OBJECTIVE To systematically analyze the mortality risk associated with post-transplantation infection and evaluate the characteristics of subgroup populations that are more prone to mortality after infection.
METHODS A systematic search was conducted in the PubMed, Web of Science, Cochrane Library and EMBASE databases for studies published up to Sep. 2024. Data on infection-related mortality within 1 year after transplantation were collected. The pooled risk ratio (RR) and its 95% confidence interval (CI) were calculated. Subgroup analyses were performed based on demographic characteristics, immunosuppressipn regimens and types of infection.
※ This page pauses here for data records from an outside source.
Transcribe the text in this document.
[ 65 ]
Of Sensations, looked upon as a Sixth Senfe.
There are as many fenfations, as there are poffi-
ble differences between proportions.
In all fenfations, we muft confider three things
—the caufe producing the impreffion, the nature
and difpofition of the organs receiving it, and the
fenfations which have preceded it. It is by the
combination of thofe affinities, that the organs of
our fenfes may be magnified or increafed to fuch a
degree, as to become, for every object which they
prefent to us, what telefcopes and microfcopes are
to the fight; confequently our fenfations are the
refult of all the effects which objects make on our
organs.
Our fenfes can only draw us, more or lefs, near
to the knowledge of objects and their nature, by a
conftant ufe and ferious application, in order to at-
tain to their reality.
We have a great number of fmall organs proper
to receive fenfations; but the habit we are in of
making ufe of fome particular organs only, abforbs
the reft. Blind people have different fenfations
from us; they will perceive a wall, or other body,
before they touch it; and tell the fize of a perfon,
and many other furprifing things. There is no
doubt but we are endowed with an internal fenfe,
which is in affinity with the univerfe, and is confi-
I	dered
RESULTS This study included 14 studies (n=79 130). After adjustment with the trim-and-fill method, the results showed that the mortality risk of infected recipients was 10.26 times higher than that of non-infected recipients (95% CI: 5.21-20.20, P < 0.001). Meta-regression analysis indicated that the immunosuppression induction regimen might be a source of heterogeneity in the study results. Subgroup analysis revealed that the mortality risk after infection in the group receiving antithymocyte globulin (ATG) treatment elevated compared to the non-infected group (RR=5.01, 95% CI: 2.57-9.79, P < 0.001). The mortality risk ratio between infected and non-infected patients was higher in the pulmonary and bloodstream infection groups than that in the urinary tract infection group (RRs were 6.23 and 5.56 vs. 1.45, respectively). Compared to non-infected patients after renal transplantation, the mortality risk ratio due to infection in the first year after surgery was higher than that in the fifth year (RR=3.51 vs. 1.48). No significant differences in mortality ratios between infected and non-infected patients were observed in subgroups based on age, etiology, donor source and time of infection.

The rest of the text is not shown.